For startups and smaller AI companies, this creates a two-tier system. Labs with the resources and relationships to engage with CAISI get a de facto seal of approval. Everyone else operates without one. That’s not necessarily a problem today — the agreements are voluntary, and CAISI doesn’t block releases. But if these voluntary reviews become mandatory, the compliance burden could be the moat that separates frontier labs from everyone else.
What 40+ Secret Evaluations Tell You
The most underreported detail in NIST’s announcement is the number: 40 evaluations already completed, including on unreleased models. That means the US government has been quietly reviewing frontier AI capabilities for months, possibly longer, with results that are not public.

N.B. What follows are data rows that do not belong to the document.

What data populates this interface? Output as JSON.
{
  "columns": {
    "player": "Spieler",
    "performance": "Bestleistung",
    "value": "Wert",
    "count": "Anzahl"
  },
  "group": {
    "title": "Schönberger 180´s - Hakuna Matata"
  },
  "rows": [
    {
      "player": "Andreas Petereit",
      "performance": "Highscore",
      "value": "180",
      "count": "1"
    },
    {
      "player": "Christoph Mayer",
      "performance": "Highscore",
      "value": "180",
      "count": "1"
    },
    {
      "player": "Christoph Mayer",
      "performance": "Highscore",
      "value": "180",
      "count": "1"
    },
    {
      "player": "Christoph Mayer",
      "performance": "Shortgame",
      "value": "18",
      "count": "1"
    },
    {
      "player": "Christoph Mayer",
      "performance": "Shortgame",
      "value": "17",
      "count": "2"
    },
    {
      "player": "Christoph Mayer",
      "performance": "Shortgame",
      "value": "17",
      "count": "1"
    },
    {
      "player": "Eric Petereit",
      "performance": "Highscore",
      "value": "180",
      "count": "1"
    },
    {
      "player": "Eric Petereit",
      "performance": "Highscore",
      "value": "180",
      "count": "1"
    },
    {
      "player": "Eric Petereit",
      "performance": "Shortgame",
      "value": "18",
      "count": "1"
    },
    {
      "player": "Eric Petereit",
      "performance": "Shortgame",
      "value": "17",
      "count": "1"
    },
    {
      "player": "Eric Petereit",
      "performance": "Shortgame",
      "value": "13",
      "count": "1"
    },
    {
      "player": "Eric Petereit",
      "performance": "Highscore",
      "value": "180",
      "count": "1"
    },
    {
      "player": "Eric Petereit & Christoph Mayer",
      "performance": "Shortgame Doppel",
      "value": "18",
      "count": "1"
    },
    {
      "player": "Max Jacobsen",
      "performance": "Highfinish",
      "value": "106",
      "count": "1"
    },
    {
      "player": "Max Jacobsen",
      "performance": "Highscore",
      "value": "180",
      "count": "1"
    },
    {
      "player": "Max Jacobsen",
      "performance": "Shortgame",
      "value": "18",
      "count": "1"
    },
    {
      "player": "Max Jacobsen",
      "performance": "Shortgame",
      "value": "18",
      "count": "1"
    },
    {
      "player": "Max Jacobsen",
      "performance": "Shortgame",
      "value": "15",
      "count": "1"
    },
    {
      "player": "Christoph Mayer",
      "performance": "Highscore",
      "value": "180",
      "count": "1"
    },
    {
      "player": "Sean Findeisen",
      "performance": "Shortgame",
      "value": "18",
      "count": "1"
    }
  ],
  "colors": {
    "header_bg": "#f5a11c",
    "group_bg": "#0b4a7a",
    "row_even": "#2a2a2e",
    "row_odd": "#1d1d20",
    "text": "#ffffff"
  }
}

Some of those evaluations likely covered Mythos. Some likely covered models from OpenAI and Google that were subsequently modified or shelved. The government now has a dataset of frontier AI capabilities that no external researcher, journalist, or policymaker has access to. They know which models were too dangerous to ship. They know which capabilities were dialed back. And none of that information is available to the public that these models will eventually serve.
This is the trade-off the industry has accepted: transparency with the government in exchange for opacity with everyone else. Whether that’s the right bargain depends entirely on whether you trust NIST more than you trust the labs themselves.
The Verdict
The era of “ship it and see what happens” in frontier AI is over. Every major American AI lab now voluntarily submits its most powerful models for government review before the public gets access. The system is informal, non-binding, and entirely dependent on goodwill — which means it will either become law within two years or collapse the first time a lab decides the competitive cost of waiting for review is too high.
For now, though, the signal is clear: the companies building the most powerful AI systems on Earth have collectively decided that someone outside their walls should check their work before release. That Elon Musk’s company is among them tells you everything about where the industry consensus has landed — even the loudest critic of AI regulation just signed up to be regulated.